Müzakereler Ne Zaman Gerçek Çıkarlar İçin Olur?
Ve Ne Zaman Sömürgeci Politikaların Uygulanması İçin Bir Araca Dönüşür?

Müzakere, uluslararası hegemonya mühendisliği ve bölgesel krizler

İslam beldelerinde krizlerin tırmandığı bir zamanda, Cenevre, Kahire ve Washington gibi dünya başkentlerinde “barış, çatışmalara çözüm, insani yardım yolları ve ateşkes” gibi sloganlar altında müzakere turları çoğalıyor. Ancak bu müzakereler gerçekte, müzakere masasına sürüklenen halkların çıkarlarından daha çok, büyük güçlerin çıkarlarıyla daha yakından bağlantılı bir hale gelmiştir.

Günümüzde müzakereler artık çatışmaları çözme aracı olmaktan çıkmış, uluslararası güçlerin vizyonuna göre bölgenin haritasını yeniden çizen bir baskı ve nüfuz yönetme aracına dönüşmüştür. Zira bu güçler, yaptırımlar, belirli tarafların rehabilite edilmesi, medya üzerindeki baskıyı artırma ve talep edilmesi halinde kolayca ulaşılabilen uluslararası meşruiyetin yaratılması gibi karmaşık araçlar sistemi aracılığıyla kendi gündemlerini dayatmaktadır.

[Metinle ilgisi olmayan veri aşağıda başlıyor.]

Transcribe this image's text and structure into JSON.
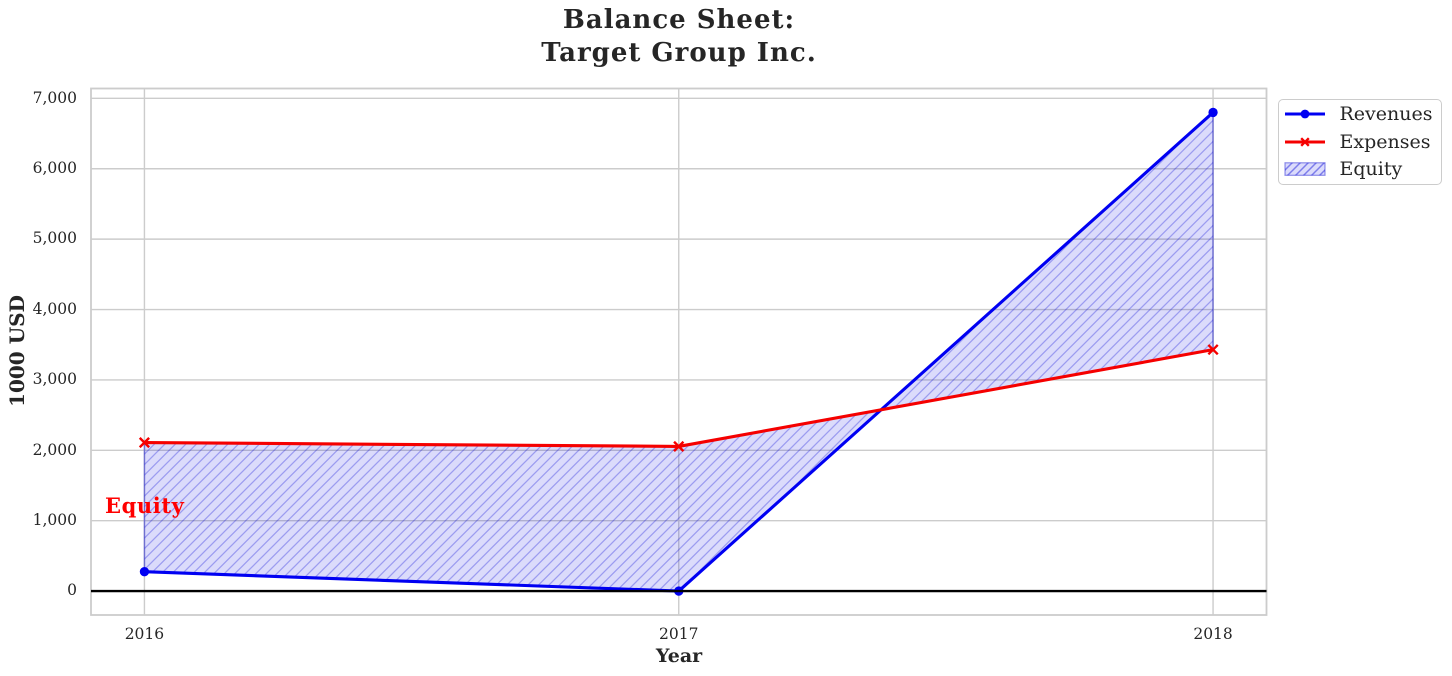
{
  "figure": {
    "title_line1": "Balance Sheet:",
    "title_line2": "Target Group Inc.",
    "background": "#ffffff"
  },
  "chart_data": {
    "type": "line",
    "title": "Balance Sheet:\nTarget Group Inc.",
    "xlabel": "Year",
    "ylabel": "1000 USD",
    "x": [
      2016,
      2017,
      2018
    ],
    "x_tick_labels": [
      "2016",
      "2017",
      "2018"
    ],
    "y_tick_values": [
      0,
      1000,
      2000,
      3000,
      4000,
      5000,
      6000,
      7000
    ],
    "y_tick_labels": [
      "0",
      "1,000",
      "2,000",
      "3,000",
      "4,000",
      "5,000",
      "6,000",
      "7,000"
    ],
    "xlim": [
      2015.9,
      2018.1
    ],
    "ylim": [
      -340,
      7140
    ],
    "grid": true,
    "legend_position": "upper right",
    "series": [
      {
        "name": "Revenues",
        "values": [
          275,
          0,
          6800
        ],
        "color": "#0000f2",
        "marker": "circle",
        "line_width": 3.1
      },
      {
        "name": "Expenses",
        "values": [
          2110,
          2055,
          3430
        ],
        "color": "#f50000",
        "marker": "x",
        "line_width": 3.1
      }
    ],
    "area": {
      "name": "Equity",
      "between": [
        "Revenues",
        "Expenses"
      ],
      "fill_color": "rgba(0,0,230,0.14)",
      "hatch": "//",
      "hatch_color": "rgba(10,10,215,0.30)",
      "edge_color": "rgba(20,20,210,0.45)"
    },
    "annotation": {
      "text": "Equity",
      "color": "#ff0000",
      "x": 2016,
      "y": 1100
    },
    "zero_line": {
      "y": 0,
      "color": "#000000"
    },
    "colors": {
      "grid": "#cccccc",
      "spine": "#cccccc",
      "text": "#262626",
      "legend_border": "#cccccc"
    }
  }
}
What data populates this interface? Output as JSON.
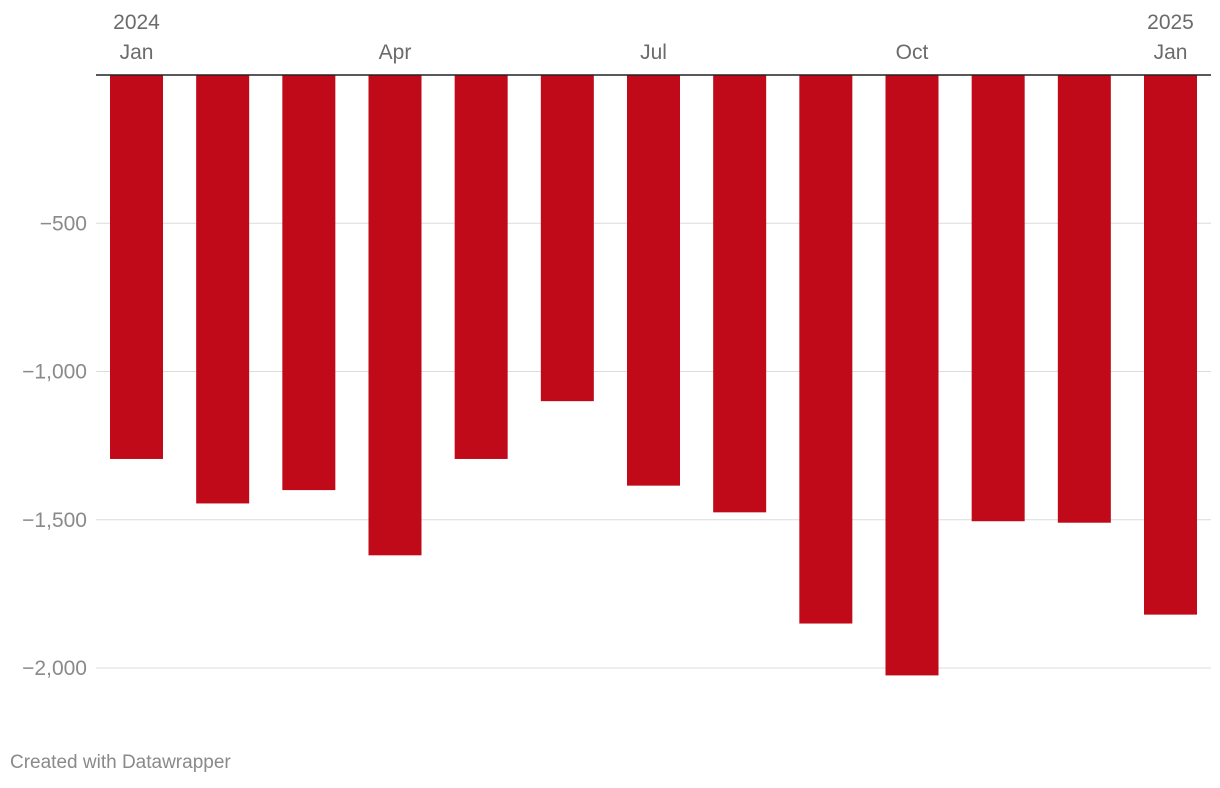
{
  "chart_data": {
    "type": "bar",
    "title": "",
    "xlabel": "",
    "ylabel": "",
    "categories": [
      "Jan 2024",
      "Feb 2024",
      "Mar 2024",
      "Apr 2024",
      "May 2024",
      "Jun 2024",
      "Jul 2024",
      "Aug 2024",
      "Sep 2024",
      "Oct 2024",
      "Nov 2024",
      "Dec 2024",
      "Jan 2025"
    ],
    "values": [
      -1295,
      -1445,
      -1400,
      -1620,
      -1295,
      -1100,
      -1385,
      -1475,
      -1850,
      -2025,
      -1505,
      -1510,
      -1820
    ],
    "ylim": [
      -2000,
      0
    ],
    "yticks": [
      {
        "value": -500,
        "label": "−500"
      },
      {
        "value": -1000,
        "label": "−1,000"
      },
      {
        "value": -1500,
        "label": "−1,500"
      },
      {
        "value": -2000,
        "label": "−2,000"
      }
    ],
    "xticks": [
      {
        "index": 0,
        "year": "2024",
        "month": "Jan"
      },
      {
        "index": 3,
        "year": "",
        "month": "Apr"
      },
      {
        "index": 6,
        "year": "",
        "month": "Jul"
      },
      {
        "index": 9,
        "year": "",
        "month": "Oct"
      },
      {
        "index": 12,
        "year": "2025",
        "month": "Jan"
      }
    ],
    "bar_color": "#c00a1a",
    "grid": true,
    "legend": "none"
  },
  "footer": {
    "credit": "Created with Datawrapper"
  }
}
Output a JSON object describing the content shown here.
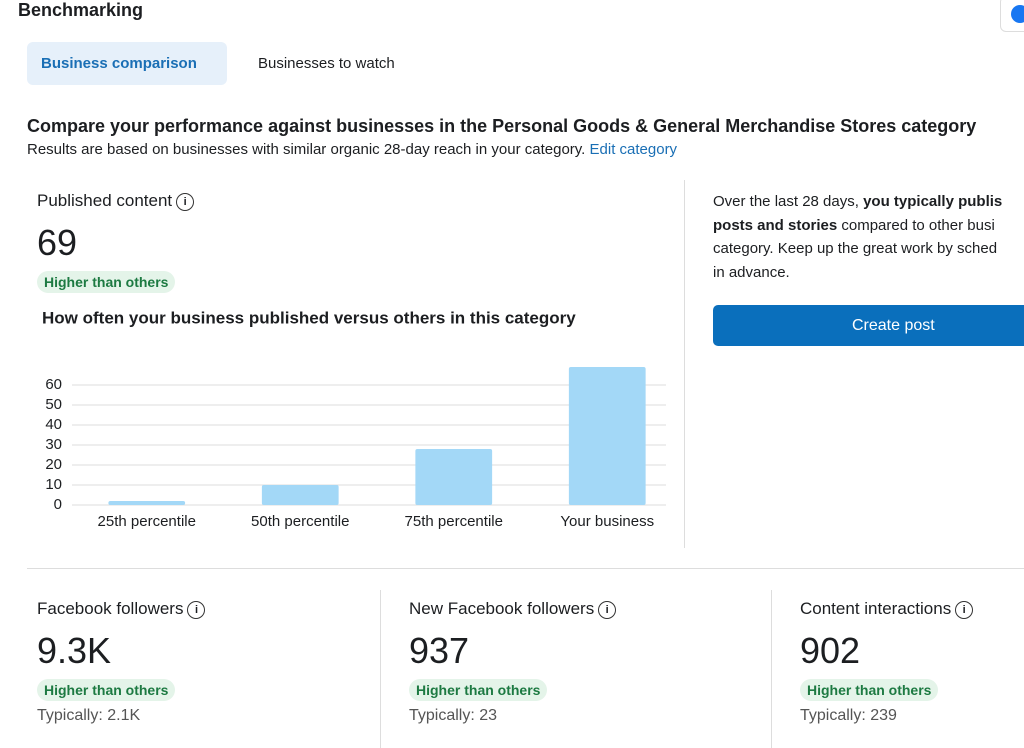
{
  "header": {
    "title": "Benchmarking"
  },
  "tabs": [
    "Business comparison",
    "Businesses to watch"
  ],
  "intro": {
    "heading": "Compare your performance against businesses in the Personal Goods & General Merchandise Stores category",
    "text": "Results are based on businesses with similar organic 28-day reach in your category.",
    "link": "Edit category"
  },
  "published": {
    "label": "Published content",
    "value": "69",
    "badge": "Higher than others"
  },
  "chart_data": {
    "type": "bar",
    "title": "How often your business published versus others in this category",
    "categories": [
      "25th percentile",
      "50th percentile",
      "75th percentile",
      "Your business"
    ],
    "values": [
      2,
      10,
      28,
      69
    ],
    "color": "#a3d8f7",
    "ylim": [
      0,
      70
    ],
    "yticks": [
      0,
      10,
      20,
      30,
      40,
      50,
      60
    ],
    "grid": true
  },
  "side": {
    "lines": [
      [
        "Over the last 28 days, ",
        "you typically publis"
      ],
      [
        "posts and stories",
        " compared to other busi"
      ],
      [
        "category. Keep up the great work by sched"
      ],
      [
        "in advance."
      ]
    ],
    "button": "Create post"
  },
  "metrics": [
    {
      "label": "Facebook followers",
      "value": "9.3K",
      "badge": "Higher than others",
      "typical": "Typically: 2.1K"
    },
    {
      "label": "New Facebook followers",
      "value": "937",
      "badge": "Higher than others",
      "typical": "Typically: 23"
    },
    {
      "label": "Content interactions",
      "value": "902",
      "badge": "Higher than others",
      "typical": "Typically: 239"
    }
  ]
}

Sudan: Müzakereler, harici iradeyle hareket ediyor

Sudan dosyası son yıllarda bir dizi müzakere turuna sahne olmuştur; bu turların en önemlisi, insani koridorlar açmaktan öteye geçmeyen Ağustos 2024 yılındaki Cenevre müzakereleriydi; ayrıca Sudan ordusuna katılması için üç gün süre verilmesi noktasına kadar ulaşan doğrudan Amerikan baskısı, Sudan kararına yönelik dış vesayetin boyutunu yansıtan bir adımdır.

Buna karşılık Sudan ordusu komutanı 13 Ağustos 2024'te şöyle bir açıklama yapmıştır: “İsyancı düşman kovuluncaya kadar müzakere yok, barış yok, ateşkes yok”; bu da müzakereye değil, kararlılığa dayalı net bir askeri stratejiyi ortaya koymaktadır. Ayrıca bu tutuma, genel seferberlik, saha konuşlandırmaları ve yoğun askeri harekâtlar eşlik etmiştir.

Ancak gözlemcilerin bakış açısına göre bu yaklaşım, savaşın uzaması ve Hızlı Destek Güçleri'nin daha fazla bölgeyi kontrol altına alması uyarısında bulunmaktadır; bu ise Washington'un yıllardır üzerinde çalıştığı bölgesel parçalanma planıyla da uyumludur.

Bu çatışmaların ardında, kapalı kapılar ardında resmi açıklamalarda yer almayan ekonomik ve siyasi çıkarları içeren ilan edilmemiş mutabakatlar yapılırken, uluslararası toplum ise bu güçlerin işlediği ağır ihlallere rağmen Hızlı Destek Güçleri ile meşru bir taraf olarak muamele etmektedir.

Gazze: Müzakereler, İşgale hizmet etmek için tasarlanmıştır

Filistin'in durumu, halkın iradesi dışında çizilen düzenlemelerin sınırlarını açıkça ortaya koymaktadır. Zira 1993'teki Oslo Anlaşması'ndan bu yana Camp David, Annapolis, Kahire ve Doha'daki diyaloglar gibi müzakere turları birbirini izlemiş ancak Filistin halkının temel hakları gerçekleşmemiştir.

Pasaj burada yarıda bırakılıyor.